The Dems have tried, bless their dusty souls. Online, automatic, and Election Day registration, no-excuse mail voting, two weeks early voting, paper ballots, ban on partisan gerrymandering, Election Day holiday, prohibition on election subversion, small donor matching, and limits on dark money were all part of the Freedom to Vote Act, “were” because it was just killed by the filibuster. All that a hopeful body can do now is hope Biden does something to urge the Senate to reform the ancient filibuster and pass the act and the John R. Lewis Voting Rights Advancement Act with a simple majority vote. Otherwise, democracy is done.

The filibuster of the Freedom to Vote Act was interesting. The filibustering Rs, like a dramatic teenager after an awkward date, did not even want to talk about it. All it took was 41 of them to vote “no” to spike the discussion, 41 tiny voices.

“If you take the states that those 41 senators represent, add up all the population together, you get 24% of the American people,” said Sen. Angus King, “so the situation we’re in now is that 24% of the American people have an effective veto.”

Voting rights legislation is supported by more than 70% of us, we, the people.

“As GOP-led state legislatures like Texas continue to move quickly to draw unfair districts,” the ECU says, “it is urgent that the U.S. Senate passes the Freedom to Vote Act. This legislation is a critical anti-corruption and voting rights bill that would end partisan gerrymandering, ensuring that voters get to choose their representatives, not the other way around.”

Chances of anything good coming out of this are nil, but I wouldn’t be a card-carrying pinko-commie bastard if I didn’t believe in miracles. If you’re out there, Nikki, let me know you’re still alive and that all the pain Sr. John inflicted on me in public is what really turned you off, instead of just my acne and bad breath.

Whelp. There goes my phone again. *sigh*

To a link I’d sent earlier about TFG’s repeated failed attempts to overturn the election through the courts, Big Sis is following up on one of her earlier texts asking me not to insult her and our older brother — sorry, but maybe the terms “crazy” and “tinfoil hats” came from my thumbs — to say, “No cases were heard on the evidence. Those cases you speak of were filed by private citizens.”

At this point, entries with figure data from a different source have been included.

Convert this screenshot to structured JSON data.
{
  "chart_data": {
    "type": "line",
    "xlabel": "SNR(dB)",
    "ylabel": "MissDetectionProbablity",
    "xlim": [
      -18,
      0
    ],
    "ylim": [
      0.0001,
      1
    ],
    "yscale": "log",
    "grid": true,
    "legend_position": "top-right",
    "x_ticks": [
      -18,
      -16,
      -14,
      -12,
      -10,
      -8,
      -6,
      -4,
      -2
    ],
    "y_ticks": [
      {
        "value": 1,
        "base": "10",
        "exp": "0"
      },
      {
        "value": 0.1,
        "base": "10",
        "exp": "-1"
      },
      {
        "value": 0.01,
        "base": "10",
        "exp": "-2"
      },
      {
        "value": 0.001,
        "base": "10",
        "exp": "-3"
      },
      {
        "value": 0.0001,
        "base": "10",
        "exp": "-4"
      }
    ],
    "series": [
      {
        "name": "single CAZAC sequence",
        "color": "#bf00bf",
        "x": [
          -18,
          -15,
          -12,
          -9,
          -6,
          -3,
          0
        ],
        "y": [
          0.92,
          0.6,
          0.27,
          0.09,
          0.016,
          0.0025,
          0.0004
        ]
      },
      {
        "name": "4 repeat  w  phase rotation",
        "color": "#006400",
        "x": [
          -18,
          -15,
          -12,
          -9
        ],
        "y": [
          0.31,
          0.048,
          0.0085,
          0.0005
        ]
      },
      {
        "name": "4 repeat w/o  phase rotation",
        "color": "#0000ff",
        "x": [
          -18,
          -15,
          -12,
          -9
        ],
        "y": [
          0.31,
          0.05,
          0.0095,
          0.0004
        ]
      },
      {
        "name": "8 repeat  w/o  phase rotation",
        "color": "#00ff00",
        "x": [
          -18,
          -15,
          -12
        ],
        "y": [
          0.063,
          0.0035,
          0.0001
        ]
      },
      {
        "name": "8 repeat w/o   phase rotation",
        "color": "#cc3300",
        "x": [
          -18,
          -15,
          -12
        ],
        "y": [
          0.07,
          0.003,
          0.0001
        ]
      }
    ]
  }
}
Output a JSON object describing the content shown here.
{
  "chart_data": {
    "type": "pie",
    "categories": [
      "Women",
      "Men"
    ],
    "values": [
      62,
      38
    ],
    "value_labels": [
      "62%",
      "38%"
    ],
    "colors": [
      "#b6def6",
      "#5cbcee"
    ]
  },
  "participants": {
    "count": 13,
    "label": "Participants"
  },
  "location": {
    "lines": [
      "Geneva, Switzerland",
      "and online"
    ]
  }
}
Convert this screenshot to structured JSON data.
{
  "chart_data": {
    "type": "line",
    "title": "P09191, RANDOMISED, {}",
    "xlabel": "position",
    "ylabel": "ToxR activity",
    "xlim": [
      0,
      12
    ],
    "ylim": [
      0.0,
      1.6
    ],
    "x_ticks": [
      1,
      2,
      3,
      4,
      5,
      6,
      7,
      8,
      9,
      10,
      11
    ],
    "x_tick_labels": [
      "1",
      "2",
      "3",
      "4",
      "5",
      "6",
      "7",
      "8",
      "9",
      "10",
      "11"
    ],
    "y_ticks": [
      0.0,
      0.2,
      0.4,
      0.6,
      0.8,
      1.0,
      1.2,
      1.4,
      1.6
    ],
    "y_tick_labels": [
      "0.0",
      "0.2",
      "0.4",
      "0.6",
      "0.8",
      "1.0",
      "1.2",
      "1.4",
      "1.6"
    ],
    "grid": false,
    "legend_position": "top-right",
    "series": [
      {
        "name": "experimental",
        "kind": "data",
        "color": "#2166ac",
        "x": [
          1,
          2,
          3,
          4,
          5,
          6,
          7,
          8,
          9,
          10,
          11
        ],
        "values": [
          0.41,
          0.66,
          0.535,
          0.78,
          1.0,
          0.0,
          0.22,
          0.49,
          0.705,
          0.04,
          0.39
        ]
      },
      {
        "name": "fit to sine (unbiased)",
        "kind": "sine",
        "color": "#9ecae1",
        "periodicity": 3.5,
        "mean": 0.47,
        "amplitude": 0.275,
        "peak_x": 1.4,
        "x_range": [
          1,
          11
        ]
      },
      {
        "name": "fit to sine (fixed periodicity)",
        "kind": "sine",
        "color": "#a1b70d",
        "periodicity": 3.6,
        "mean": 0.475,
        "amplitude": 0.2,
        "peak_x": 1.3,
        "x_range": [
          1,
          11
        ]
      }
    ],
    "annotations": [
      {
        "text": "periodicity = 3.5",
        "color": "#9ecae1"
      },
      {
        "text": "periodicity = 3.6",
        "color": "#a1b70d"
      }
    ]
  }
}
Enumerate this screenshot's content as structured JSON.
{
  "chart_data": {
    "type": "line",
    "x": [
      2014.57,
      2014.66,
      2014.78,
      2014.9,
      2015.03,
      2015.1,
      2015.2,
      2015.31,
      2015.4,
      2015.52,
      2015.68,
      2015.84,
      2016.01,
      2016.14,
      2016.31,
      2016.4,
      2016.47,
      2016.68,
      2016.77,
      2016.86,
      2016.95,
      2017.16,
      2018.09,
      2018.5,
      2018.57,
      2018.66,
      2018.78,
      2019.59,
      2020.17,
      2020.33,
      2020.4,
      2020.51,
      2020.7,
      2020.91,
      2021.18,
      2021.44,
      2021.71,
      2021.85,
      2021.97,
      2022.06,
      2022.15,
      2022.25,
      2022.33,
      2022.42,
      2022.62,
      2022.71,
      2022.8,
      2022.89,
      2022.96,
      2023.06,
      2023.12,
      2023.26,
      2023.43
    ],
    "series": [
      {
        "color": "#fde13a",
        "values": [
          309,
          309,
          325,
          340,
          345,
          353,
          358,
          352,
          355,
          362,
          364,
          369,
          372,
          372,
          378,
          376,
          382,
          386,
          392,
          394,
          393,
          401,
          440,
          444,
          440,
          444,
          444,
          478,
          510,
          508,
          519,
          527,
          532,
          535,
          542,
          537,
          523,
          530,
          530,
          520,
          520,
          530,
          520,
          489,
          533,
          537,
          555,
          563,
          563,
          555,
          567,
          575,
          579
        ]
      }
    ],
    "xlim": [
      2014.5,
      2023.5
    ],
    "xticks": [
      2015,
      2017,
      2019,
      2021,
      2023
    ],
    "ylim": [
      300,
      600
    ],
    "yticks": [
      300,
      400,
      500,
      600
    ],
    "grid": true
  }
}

I apologize, truly, for insulting my brother and sister and send a link from the conservative never-Trumper blog The Bulwark entitled “Killing the Kraken: Federal Judge Sanctions Trump’s Big Lie Lawyers,” which — along with a text from Ma begging us to stop — puts the issue to bed. For now. I’m headed to Pittsburgh next month for Bro’s birthday. I’ll be spending some time at Sis’ house. The last time politics came up when we were together, there was some shouting and lots of gesticulating. This time, there will be silence. The game is already over.